Monday, May 5, 2014

Citadel by Kate Mosse #review

Title: Citadel (Languedoc #3)
Author: Kate Mosse
Publisher: William Morrow, 2014

Although Citadel is a work of fiction that offers a whiff of the supernatural element blended in, author Kate Mosse nonetheless writes in her author’s note that the novel was inspired by real events.

She relates that a plaque in the French village of Rouellen, near Carcassonne, commemorates 19 prisoners who were put to death by the Nazis shortly before the end of World War II. Two of these people remain unidentified, and are honoured as “two unknown women”. This proved to be a perfect story seed for Mosse.

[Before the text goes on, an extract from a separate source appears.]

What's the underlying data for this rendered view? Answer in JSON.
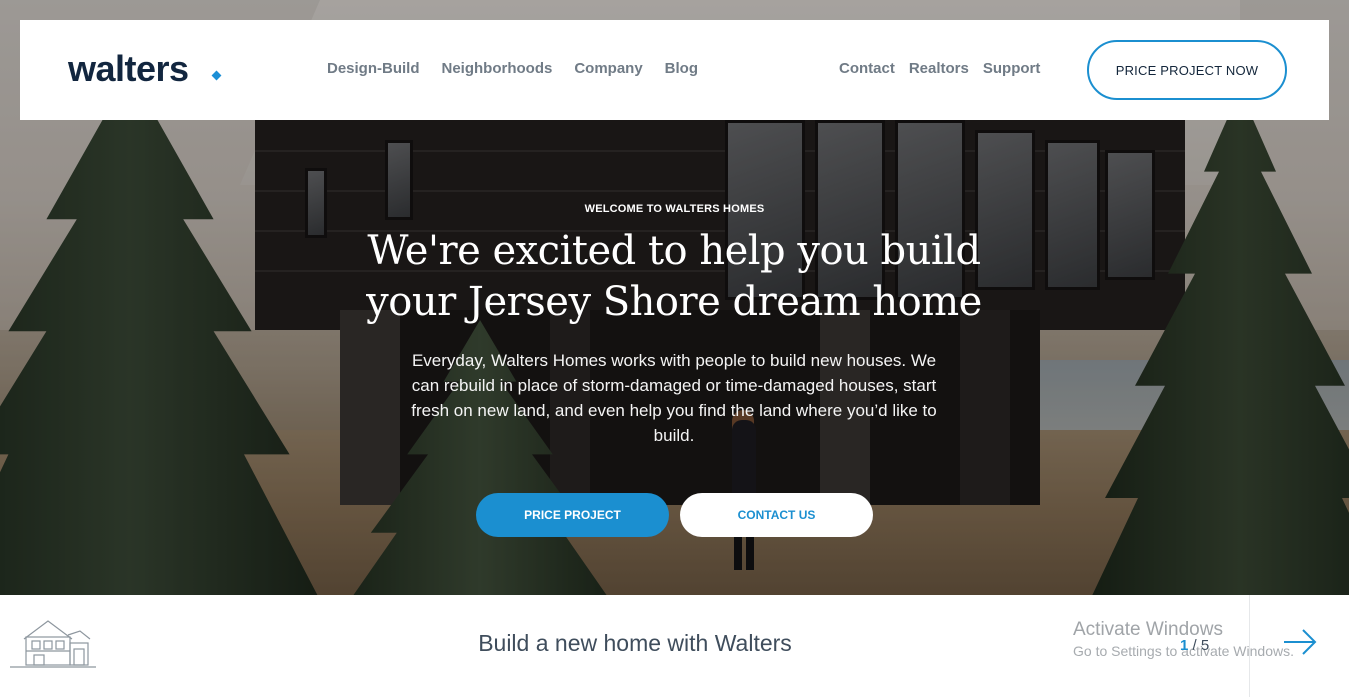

She is known for her other books, Labyrinth, Sepulchre and The Winter Ghosts, but Citadel is the first of hers that I’ve read and my interest is suitably piqued to pick up the rest at some point.

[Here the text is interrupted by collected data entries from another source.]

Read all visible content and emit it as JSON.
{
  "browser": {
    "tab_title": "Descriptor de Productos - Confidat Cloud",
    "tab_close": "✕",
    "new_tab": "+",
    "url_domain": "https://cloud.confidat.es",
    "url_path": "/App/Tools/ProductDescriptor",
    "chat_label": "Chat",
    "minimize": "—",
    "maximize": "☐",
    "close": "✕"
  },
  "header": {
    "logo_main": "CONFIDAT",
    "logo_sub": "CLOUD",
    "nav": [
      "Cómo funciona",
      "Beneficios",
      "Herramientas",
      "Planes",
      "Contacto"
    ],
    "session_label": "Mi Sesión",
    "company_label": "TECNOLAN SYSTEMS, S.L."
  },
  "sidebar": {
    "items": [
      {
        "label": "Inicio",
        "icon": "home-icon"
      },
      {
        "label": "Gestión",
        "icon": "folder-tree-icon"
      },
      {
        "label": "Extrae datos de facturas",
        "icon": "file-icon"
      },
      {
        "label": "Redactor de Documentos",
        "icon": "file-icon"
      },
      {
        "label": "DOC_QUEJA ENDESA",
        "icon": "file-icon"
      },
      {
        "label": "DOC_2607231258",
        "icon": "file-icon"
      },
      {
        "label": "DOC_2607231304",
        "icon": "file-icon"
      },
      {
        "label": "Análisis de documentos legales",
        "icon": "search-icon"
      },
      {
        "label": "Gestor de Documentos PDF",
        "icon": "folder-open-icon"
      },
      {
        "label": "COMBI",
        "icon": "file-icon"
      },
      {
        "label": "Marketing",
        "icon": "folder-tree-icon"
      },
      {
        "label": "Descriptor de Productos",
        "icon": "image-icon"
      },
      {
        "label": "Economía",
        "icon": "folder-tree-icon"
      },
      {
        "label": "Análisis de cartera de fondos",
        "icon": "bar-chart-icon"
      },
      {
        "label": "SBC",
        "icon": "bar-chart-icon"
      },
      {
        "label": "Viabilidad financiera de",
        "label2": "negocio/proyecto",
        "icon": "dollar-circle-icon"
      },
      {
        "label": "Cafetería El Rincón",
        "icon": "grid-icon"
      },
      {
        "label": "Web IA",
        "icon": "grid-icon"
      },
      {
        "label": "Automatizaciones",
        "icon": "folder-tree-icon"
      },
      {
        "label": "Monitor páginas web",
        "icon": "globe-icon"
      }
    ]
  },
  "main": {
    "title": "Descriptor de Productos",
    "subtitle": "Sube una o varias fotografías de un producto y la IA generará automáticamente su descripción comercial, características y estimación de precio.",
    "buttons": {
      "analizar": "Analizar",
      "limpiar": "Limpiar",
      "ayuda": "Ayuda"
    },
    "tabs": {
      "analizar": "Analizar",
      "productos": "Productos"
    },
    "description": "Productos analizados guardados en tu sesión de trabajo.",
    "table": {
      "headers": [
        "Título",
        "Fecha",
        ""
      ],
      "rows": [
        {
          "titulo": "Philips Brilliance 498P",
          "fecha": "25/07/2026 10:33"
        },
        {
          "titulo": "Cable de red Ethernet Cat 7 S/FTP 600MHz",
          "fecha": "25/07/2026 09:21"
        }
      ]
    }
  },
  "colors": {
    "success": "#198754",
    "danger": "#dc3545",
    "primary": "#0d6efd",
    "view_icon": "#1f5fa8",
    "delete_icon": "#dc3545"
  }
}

In Citadel, we mostly follow in the shoes of Sandrine Vidal, who begins her active participation in the French Resistance in 1942 when she stumbles across a young, unconscious man by the river. Though Sandrine is young, she has a lot of spirit, and a keen sense of justice.

Through her sister’s involvement with the Red Cross, she gets a taste for her work, and eventually runs an underground network that is code-named “Citadel”. With the aid of the love interest, Raoul Pelletier, and the mysterious Audric Baillard, she finds herself in a dangerous dance with Captain AuthiĆ© who, apart from collaborating with the Nazis, is also on a shadowy quest to retrieve a document known only as the Codex.

If the Codex is found and its words spoken, an army of the dead will supposedly rise to bring victory, and so far as I can see, it’s been the enigmatic and unusually resilient Baillard’s mission to stop the Codex from falling into the wrong hands.

Raoul and Sandrine’s romance is touching and somewhat tragic given their circumstances, but it’s clear that they inspire each other during the darkest times when it seems that France is doomed to remain under the Nazi yoke. Mosse also sketches in believable secondary characters; it’s easy to care about Lucie, Max and his sister Liesl, Marianne, Marieta and Suzanne – who all seem like people who feel real – who keep me turning the pages.

So often war stories deal with heroes at the front line, when we forget about the many thousands behind the lines who might not have been great movers and shakers in the bigger scheme of things.

I feel that Citadel is a suitable tribute to these souls, and even if I struggled at first to get into the story, I was soon swept away by Mosse’s vivid evocation of Languedoc during the tail end of World War II. This is a worthy read about courage in the face of great adversity.